SpaceX closed Friday down 18% from its IPO price of $112 per share, erasing roughly $28 billion in market capitalization in five trading sessions. The company priced 250 million shares on April 14, raising $28 billion in what became the largest U.S. listing since Rivian in 2021. By Friday's close, shares traded at $91.84, below most bulge-bracket price targets set during the roadshow.
The repricing began Tuesday morning when three institutional desks — names withheld under standard block-trade protocol — moved combined positions exceeding 12 million shares through off-exchange facilities between 9:47 and 10:13 Eastern. Volume that session hit 87 million shares, more than triple the 28 million average for comparable mega-cap tech IPOs in their first week. Retail platforms including Charles Schwab, Fidelity, and Robinhood confirmed order fills for existing customers, but allocation size remained capped at fractional levels for accounts under $250,000 in net liquidation value. Morgan Stanley's E-Trade disclosed a 72-hour delay in processing SpaceX buy orders submitted during the opening window, citing "demand reconciliation" with the underwriting syndicate.
The allocation confusion matters because retail participation typically stabilizes newly public growth stocks in their first month. When Rivian listed in November 2021, retail orders accounted for 22% of first-week volume and provided bid support during institutional rebalancing. SpaceX retail participation sat at 9% through Thursday, per Nasdaq TRF data, leaving the float concentrated among 38 institutional holders who collectively control 61% of the public shares. That concentration amplifies downside when sentiment shifts. The company's dual-class structure — Musk retains 79% voting control through Class B shares — removes the governance lever that typically moderates founder selling or dilutive secondary events.
Musk's decision to bypass the traditional greenshoe option and waive the 180-day lockup for early employees introduced additional supply uncertainty. On Wednesday, 4.2 million shares traced to employee equity grants hit the tape in six separate prints between 11:00 and 14:30 Eastern. The selling wasn't distressed, but it confirmed the absence of structural price support from underwriters. Goldman Sachs and Morgan Stanley, the lead bookrunners, exercised no stabilization option because none was written into the underwriting agreement. The IPO prospectus disclosed this waiver on page 87, but few allocators appear to have modeled the liquidity impact during a volatility event.

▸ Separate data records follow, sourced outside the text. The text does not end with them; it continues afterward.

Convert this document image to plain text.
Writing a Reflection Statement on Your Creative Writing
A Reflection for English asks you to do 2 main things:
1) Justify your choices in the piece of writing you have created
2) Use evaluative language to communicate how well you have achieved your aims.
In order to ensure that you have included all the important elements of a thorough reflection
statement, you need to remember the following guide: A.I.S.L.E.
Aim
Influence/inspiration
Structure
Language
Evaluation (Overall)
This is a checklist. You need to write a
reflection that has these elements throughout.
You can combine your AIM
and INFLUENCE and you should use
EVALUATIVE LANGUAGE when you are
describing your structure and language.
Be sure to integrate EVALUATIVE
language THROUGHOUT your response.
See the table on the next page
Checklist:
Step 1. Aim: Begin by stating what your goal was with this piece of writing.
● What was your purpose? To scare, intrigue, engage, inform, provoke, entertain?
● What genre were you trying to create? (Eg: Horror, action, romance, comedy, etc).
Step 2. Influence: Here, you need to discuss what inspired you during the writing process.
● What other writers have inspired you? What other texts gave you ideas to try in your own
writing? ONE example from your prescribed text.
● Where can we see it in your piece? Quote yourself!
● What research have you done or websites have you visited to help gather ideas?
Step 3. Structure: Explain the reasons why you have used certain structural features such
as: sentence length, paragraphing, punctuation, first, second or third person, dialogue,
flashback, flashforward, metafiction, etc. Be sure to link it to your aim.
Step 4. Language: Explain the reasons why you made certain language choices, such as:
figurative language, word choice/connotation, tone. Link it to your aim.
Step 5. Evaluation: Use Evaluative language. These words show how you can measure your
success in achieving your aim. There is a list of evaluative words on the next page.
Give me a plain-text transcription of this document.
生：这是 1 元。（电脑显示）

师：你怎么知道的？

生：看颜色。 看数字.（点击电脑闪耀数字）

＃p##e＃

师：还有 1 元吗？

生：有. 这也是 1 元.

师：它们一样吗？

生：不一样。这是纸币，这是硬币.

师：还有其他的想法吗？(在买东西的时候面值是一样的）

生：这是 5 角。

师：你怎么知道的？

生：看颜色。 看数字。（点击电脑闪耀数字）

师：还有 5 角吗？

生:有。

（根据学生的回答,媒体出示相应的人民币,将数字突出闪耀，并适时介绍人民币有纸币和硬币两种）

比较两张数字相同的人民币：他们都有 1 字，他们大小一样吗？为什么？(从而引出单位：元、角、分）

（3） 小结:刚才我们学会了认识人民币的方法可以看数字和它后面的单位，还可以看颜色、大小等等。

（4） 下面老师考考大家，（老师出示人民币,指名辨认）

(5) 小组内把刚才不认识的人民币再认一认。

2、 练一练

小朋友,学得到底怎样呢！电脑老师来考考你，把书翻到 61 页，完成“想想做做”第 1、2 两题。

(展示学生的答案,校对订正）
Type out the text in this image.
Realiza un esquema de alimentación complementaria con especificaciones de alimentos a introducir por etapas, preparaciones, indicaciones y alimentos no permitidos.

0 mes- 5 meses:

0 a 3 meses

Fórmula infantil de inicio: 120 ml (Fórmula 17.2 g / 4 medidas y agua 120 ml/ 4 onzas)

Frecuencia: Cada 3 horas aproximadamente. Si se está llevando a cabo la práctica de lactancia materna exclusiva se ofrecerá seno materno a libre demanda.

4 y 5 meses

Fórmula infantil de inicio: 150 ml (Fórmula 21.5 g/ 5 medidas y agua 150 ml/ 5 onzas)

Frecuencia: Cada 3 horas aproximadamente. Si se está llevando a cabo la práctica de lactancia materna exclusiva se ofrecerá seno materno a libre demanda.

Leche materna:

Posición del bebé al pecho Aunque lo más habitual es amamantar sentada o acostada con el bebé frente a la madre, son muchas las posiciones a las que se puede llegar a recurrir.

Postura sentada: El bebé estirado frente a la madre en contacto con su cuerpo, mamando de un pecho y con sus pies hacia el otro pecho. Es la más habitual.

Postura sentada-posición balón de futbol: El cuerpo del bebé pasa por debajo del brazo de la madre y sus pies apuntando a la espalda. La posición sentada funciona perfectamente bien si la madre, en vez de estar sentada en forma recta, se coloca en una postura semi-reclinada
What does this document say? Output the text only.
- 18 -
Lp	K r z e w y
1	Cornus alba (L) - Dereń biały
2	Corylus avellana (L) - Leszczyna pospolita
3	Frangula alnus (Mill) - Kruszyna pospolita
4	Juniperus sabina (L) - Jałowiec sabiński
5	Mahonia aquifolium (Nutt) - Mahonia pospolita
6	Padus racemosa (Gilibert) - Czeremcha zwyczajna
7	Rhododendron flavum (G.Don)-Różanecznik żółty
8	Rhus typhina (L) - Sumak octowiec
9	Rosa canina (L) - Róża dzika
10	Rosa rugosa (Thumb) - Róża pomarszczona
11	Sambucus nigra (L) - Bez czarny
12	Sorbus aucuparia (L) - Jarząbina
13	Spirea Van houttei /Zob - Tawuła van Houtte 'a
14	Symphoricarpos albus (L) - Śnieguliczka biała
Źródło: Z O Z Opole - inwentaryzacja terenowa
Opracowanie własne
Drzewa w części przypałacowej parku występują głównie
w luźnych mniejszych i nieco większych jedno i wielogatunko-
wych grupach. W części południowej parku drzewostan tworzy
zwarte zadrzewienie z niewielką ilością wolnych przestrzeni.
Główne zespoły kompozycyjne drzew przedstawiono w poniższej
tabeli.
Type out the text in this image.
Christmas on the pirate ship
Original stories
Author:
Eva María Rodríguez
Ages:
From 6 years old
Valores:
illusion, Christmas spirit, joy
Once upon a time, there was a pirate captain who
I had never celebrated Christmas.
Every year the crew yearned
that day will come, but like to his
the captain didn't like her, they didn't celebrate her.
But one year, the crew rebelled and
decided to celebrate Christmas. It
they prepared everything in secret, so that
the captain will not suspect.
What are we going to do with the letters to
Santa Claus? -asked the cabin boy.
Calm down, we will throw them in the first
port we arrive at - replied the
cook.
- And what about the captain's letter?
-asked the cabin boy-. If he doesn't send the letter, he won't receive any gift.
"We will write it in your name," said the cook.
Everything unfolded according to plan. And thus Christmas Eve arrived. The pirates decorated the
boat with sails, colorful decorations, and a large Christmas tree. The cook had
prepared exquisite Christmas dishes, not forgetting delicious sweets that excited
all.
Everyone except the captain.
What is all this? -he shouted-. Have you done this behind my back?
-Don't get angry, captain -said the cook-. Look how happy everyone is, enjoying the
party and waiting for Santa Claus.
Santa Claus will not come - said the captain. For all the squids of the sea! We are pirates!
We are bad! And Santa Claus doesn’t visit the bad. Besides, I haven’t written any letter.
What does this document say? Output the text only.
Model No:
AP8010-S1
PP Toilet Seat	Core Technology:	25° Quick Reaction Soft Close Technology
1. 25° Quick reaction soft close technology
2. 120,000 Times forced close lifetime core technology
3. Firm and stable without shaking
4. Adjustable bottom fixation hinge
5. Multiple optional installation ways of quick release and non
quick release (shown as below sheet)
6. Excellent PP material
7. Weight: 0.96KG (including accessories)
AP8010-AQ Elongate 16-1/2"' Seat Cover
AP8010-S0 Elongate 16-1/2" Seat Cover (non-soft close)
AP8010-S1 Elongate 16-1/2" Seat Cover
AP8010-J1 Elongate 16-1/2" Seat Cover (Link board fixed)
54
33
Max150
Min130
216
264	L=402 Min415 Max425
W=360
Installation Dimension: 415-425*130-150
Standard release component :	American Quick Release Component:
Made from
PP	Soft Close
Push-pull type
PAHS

Allocators should monitor two follow-on mechanics in the next 15 to 25 trading days. First, the $6.8 billion convertible note issued to early SpaceX backers in March 2024 becomes exchangeable into common stock on May 9, adding potential supply of 60.7 million shares at the $112 conversion price. Second, Fidelity and Vanguard, which together manage $9.4 trillion in index funds, must decide by May 20 whether SpaceX qualifies for inclusion in their large-cap growth indexes — a binary event that could inject $14 billion in passive buying or confirm continued exclusion.
The first earnings call is scheduled for May 28. Musk will report Q1 revenue of approximately $8.9 billion, split between Starlink commercial contracts and NASA/DoD launch commitments. The Starlink ARPU trend — currently $87 per subscriber per month, down from $110 in Q4 2023 — will determine whether analysts revise their 2026 free cash flow estimates of $11.2 billion. If that number compresses below $9 billion, the current $127 billion market cap implies a forward EV/FCF multiple above 14×, high for a capital-intensive infrastructure play.
The takeaway
SpaceX lost **$28 billion** in market cap as institutional desks repriced, retail allocation stalled, and no greenshoe stabilized the float.